A confiança chegou à bolsa

Não há razões para exultação quando um dos maiores bancos do sistema financeiro português é vendido por zero e com um ónus sobre os restantes bancos do sistema. Mas é mais uma gaveta de incerteza que se fecha, mais um problema que sai da frente. É mais uma razão para haver confiança. E ela está aí. Até na maldita bolsa.

Uma resolução nunca é nem será um processo limpo. A resolução que Carlos Costa diz que vai ser um "case study" na Europa deixou um rasto de destruição maciça de valor, para negócios e poupanças, mesmo tendo poupado depositantes. Mas não poupou clientes, nem contribuintes. Há um custo indirecto, ao contrário do que promove o Governo.

 

A factura que ficou para o Fundo de Resolução já está a ser paga pelos clientes da banca sob a forma de comissões, como assume Licínio Pina, presidente do Crédito Agrícola, na entrevista ao Negócios e à Antena 1. São os bancos que têm a responsabilidade de entregar o dinheiro, mas a dívida é do Estado. E a intervenção feita no sector nos últimos anos, que tinha de se fazer, contribuiu de forma significativa para a escalada do endividamento público, agravando o custo não só dos empréstimos ao sector financeiro mas de toda a dívida emitida. Há, pelo menos, este impacto indirecto.

 

O Novo Banco persiste, evitou-se a liquidação, e esse é um ponto a favor do "case" do Governador. Pese embora ter demorado quase três anos - um tempo que contribuiu para a perda de valor - está encontrado um comprador. É mais uma sombra sobre o sistema financeiro que se dissipa, depois de estabilizada a estrutura accionista do BPI, recapitalizado o BCP e a Caixa.
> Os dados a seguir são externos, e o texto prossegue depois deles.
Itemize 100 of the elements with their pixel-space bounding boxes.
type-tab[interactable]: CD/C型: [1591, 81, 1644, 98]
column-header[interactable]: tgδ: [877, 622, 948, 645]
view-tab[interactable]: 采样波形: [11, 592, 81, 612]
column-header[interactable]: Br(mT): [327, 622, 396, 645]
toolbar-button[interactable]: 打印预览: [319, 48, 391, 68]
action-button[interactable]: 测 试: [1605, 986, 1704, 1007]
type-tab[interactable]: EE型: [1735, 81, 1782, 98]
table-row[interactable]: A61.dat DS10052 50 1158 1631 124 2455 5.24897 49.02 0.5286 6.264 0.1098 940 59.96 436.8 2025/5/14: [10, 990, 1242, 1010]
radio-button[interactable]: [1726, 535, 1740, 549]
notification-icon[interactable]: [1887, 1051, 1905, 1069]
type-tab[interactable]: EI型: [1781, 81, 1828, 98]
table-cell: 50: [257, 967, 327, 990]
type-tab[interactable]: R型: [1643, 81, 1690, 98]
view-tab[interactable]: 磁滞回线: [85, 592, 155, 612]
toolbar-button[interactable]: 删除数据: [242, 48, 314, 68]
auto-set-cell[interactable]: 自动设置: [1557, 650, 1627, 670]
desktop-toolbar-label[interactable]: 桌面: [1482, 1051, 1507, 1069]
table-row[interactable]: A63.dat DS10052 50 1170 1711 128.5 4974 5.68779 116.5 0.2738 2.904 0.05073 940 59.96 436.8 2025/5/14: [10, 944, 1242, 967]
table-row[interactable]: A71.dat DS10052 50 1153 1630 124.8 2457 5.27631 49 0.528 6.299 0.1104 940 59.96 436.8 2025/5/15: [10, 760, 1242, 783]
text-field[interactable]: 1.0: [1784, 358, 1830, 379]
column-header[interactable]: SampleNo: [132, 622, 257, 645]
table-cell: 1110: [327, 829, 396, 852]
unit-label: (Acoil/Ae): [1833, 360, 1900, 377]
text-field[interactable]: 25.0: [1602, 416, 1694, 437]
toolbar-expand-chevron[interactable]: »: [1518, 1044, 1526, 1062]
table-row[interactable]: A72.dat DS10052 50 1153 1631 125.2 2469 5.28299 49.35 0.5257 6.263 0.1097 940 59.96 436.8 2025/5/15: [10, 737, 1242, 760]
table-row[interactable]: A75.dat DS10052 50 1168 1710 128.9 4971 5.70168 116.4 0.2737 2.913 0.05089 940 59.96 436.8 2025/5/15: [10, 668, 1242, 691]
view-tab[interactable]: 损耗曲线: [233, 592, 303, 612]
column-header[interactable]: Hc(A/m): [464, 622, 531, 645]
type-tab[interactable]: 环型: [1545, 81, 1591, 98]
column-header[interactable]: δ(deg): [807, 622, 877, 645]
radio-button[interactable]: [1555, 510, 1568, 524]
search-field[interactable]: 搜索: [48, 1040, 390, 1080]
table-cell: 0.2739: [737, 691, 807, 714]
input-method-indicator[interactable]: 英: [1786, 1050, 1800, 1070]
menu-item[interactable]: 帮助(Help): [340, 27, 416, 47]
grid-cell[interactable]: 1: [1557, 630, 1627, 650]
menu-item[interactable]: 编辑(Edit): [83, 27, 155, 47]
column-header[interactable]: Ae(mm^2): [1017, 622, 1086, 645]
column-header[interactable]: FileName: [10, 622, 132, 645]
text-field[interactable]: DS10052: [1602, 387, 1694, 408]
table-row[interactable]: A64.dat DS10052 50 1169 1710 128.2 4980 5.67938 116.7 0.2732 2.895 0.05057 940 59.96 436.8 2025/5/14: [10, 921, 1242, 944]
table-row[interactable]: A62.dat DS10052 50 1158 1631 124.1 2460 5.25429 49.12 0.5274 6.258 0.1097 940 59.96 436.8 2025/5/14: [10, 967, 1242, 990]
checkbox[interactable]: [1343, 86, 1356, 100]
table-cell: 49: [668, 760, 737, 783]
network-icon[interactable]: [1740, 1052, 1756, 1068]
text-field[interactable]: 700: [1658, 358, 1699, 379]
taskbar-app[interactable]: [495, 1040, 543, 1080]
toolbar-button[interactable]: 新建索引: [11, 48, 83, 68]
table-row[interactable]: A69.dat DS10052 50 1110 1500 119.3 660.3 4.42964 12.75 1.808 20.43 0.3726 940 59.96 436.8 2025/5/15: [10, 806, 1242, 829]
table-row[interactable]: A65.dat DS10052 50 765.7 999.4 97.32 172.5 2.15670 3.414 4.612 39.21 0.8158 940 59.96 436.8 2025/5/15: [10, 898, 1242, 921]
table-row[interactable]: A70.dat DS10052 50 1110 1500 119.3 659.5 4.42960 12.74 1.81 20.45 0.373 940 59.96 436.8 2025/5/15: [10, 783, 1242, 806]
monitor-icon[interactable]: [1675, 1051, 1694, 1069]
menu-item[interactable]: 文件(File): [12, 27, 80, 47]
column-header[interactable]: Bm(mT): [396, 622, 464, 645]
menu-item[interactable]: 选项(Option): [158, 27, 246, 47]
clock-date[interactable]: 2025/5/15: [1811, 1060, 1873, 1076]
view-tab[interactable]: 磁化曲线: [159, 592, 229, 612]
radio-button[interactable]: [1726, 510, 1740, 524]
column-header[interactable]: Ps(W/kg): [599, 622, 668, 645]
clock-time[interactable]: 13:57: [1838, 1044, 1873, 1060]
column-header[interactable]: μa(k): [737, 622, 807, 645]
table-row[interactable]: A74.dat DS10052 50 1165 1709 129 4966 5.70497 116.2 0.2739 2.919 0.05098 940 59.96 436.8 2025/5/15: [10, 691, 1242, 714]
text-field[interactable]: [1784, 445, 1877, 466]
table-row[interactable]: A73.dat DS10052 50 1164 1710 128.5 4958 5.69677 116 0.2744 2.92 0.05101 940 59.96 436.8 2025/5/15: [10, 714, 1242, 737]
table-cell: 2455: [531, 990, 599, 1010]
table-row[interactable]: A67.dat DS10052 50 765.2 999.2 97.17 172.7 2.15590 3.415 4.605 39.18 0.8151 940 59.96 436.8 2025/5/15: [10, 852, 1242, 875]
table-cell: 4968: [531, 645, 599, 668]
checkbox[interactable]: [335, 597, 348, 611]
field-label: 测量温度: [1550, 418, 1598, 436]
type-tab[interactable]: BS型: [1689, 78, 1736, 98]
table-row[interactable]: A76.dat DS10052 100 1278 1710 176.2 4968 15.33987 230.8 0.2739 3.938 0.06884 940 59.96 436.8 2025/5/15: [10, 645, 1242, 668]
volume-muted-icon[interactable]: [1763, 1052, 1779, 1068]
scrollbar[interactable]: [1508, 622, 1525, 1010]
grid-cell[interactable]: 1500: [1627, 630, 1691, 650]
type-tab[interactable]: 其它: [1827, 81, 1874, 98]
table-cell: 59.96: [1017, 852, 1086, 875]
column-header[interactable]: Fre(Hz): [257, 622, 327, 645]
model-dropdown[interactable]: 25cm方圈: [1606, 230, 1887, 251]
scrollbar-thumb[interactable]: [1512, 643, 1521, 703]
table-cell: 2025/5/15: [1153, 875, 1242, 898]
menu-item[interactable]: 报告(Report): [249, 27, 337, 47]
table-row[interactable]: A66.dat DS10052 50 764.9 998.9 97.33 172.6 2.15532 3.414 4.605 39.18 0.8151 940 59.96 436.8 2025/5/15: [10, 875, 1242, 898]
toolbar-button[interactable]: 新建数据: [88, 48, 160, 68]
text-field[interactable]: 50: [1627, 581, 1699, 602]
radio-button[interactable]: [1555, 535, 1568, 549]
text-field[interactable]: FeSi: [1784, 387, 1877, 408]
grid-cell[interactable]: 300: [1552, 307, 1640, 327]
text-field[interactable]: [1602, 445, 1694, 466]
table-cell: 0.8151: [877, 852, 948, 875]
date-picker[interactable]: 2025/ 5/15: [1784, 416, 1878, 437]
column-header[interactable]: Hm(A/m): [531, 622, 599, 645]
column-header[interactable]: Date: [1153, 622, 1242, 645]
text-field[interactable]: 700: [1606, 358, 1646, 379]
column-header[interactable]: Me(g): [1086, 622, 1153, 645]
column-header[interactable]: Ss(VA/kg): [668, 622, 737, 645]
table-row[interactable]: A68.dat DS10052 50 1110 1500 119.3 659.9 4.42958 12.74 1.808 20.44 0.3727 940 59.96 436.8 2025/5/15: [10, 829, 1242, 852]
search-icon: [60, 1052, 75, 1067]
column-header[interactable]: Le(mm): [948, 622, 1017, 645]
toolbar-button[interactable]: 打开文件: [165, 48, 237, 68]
Fechar estes dossiês era fundamental para reforçar a confiança na banca portuguesa, e por arrasto, na economia. E ela está aí. Passámos do ciclo das revisões em baixa das previsões para o das revisões em alta. Decisivo foi também o resultado alcançado na redução do défice, fruto de uma estratégia seguida com determinação por este e o anterior Governo. 

 

Os sinais dessa confiança estão nos indicadores, de actividade e sobre o espírito com que famílias e empresas encaram o futuro. Os últimos publicados pelo INE vão no sentido de que o "momentum" positivo do quarto trimestre prosseguiu no primeiro deste ano. O crescimento ganha tracção.

 

Há também sinais nos mercados. O risco da dívida portuguesa tem vindo a descer, mesmo com os juros a manterem-se na casa dos 4%. Até a depauperada bolsa de Lisboa traduz essa expectativa em dias melhores e já soma 7% este ano, acima do índice europeu e com quase todas as cotadas em alta.

 

 Mesmo navegando mais depressa, a economia portuguesa não deixou de ser uma embarcação frágil, demasiado vulnerável a uma qualquer borrasca, num oceano de riscos financeiros e geopolíticos globais. Há problemas de estrutura que continuam por resolver, sem que se vislumbre determinação política para os atacar.